Il ciclo “L’Amica” è uno specchio della storia dell’incontro di Cvetaeva e Parnok, la passione che per oltre un anno ha sconvolto le loro vite e quelle di altre persone, la gelosia e la fine di un rapporto. È stata una parabola che una volta raggiunto il suo punto massimo ha iniziato la sua lenta discesa. Nel 1915 Cvetaeva aveva lasciato Parnok, “superandola” e continuando il suo percorso con Sergej Efron. In seguito, la poetessa descrisse la relazione con Parnok come “la prima catastrofe della sua vita”. Per lei questa esperienza segnò la fine della giovinezza e l’inizio della sua maturità poetica. Sofija Parnok muore in un villaggio non lontano da Mosca il 26 agosto 1933. Della sua morte la Cvetaeva è stata forse informata da Boris Pasternak, che era presente ai funerali della poetessa ormai dimenticata.

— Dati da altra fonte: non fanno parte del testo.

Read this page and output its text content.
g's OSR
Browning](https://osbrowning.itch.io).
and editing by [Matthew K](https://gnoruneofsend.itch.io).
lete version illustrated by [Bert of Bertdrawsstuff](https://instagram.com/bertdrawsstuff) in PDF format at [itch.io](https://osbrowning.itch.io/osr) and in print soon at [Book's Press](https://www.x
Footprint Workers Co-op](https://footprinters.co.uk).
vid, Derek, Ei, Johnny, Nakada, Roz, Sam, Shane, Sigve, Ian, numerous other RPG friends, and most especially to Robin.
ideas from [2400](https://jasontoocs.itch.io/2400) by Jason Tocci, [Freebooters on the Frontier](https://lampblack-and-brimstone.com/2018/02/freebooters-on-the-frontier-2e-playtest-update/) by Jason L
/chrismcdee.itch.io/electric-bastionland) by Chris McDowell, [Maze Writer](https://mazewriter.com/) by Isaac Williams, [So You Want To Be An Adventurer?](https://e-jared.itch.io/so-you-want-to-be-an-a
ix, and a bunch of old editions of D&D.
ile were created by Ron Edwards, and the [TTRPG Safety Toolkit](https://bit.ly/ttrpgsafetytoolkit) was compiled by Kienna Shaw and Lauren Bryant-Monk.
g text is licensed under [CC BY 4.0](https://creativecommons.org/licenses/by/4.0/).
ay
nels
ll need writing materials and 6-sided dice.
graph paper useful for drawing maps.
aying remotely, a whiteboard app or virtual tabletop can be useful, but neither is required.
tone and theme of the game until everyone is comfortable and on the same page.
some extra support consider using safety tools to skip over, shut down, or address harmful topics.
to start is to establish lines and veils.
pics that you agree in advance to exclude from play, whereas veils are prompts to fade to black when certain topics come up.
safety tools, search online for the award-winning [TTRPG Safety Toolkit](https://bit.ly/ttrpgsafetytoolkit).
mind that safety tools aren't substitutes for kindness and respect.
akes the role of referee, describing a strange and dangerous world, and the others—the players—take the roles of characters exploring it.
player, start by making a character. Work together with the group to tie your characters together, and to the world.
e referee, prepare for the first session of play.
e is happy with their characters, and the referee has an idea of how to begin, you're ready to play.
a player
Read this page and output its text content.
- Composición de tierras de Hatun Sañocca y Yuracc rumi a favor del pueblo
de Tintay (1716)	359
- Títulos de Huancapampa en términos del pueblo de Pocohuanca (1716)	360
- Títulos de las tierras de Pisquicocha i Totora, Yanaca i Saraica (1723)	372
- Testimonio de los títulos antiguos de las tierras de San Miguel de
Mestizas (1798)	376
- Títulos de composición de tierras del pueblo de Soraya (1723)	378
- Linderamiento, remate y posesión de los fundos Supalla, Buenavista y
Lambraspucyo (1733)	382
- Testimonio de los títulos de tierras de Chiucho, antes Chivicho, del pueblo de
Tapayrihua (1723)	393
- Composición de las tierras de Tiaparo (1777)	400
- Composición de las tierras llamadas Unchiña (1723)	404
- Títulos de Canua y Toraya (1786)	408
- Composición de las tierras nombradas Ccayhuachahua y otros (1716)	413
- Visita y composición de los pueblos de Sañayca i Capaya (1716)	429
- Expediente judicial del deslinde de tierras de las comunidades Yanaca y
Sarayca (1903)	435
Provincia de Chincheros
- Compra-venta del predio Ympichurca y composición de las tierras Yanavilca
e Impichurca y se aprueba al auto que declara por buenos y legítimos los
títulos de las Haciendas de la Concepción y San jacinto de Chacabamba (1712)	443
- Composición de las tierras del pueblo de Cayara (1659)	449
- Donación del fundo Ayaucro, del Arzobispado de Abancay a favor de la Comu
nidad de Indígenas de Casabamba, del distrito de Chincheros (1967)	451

Il percorso di Cvetaeva attrae e sconvolge per la sua intensità e la violenza drammatica. La sua vita veniva modellata e teatralizzata sulle forme dell’arte e ciò si riflette nella sua poesia: “Qualcosa, qualcuno si insedia in te, la tua mano è solo strumento – non di te, di un altro… Io sono sempre stata scelta dalle mie opere per la mia forza…” (p. XVIII). Più che i suoi versi e le sue prose narrative, le lettere di Marina Cvetaeva fissano il suo nascere del libero fluire. Esse sono una testimonianza del suo spendersi ed espandersi fino all’ultimo centimetro. Un pozzo “tino senza fondo che non trattiene nulla”, attraverso il quale “passa, come attraverso Dio: straordinario!” (p. XIX) Glielo poteva negare la vita quotidiana e la poesia, ma non le lettere. Dalla lettera a Petr Jurkevič:

“Mosca, 21 luglio 1916

A lungo, a lungo, – fin dall’infanzia, fin da quando ho ricordo di me stessa, – mi è sembrato di voler essere amata. […] Le persone sono attratte da me: alcune hanno l’impressione che io non sappia ancora amare, altre che le amerò, splendidamente e immancabilmente, ad altre ancora piacciano i miei capelli corti […] tutti esigano qualcosa – sempre qualcos’altro – dimenticando che tutto è cominciato da me […]. E io invece voglio leggerezza, libertà, comprensione, – non trattenere nessuno, e che nessuno mi trattenga. Tutta la mia vita è una storia d’amore…” (pp. 49-50)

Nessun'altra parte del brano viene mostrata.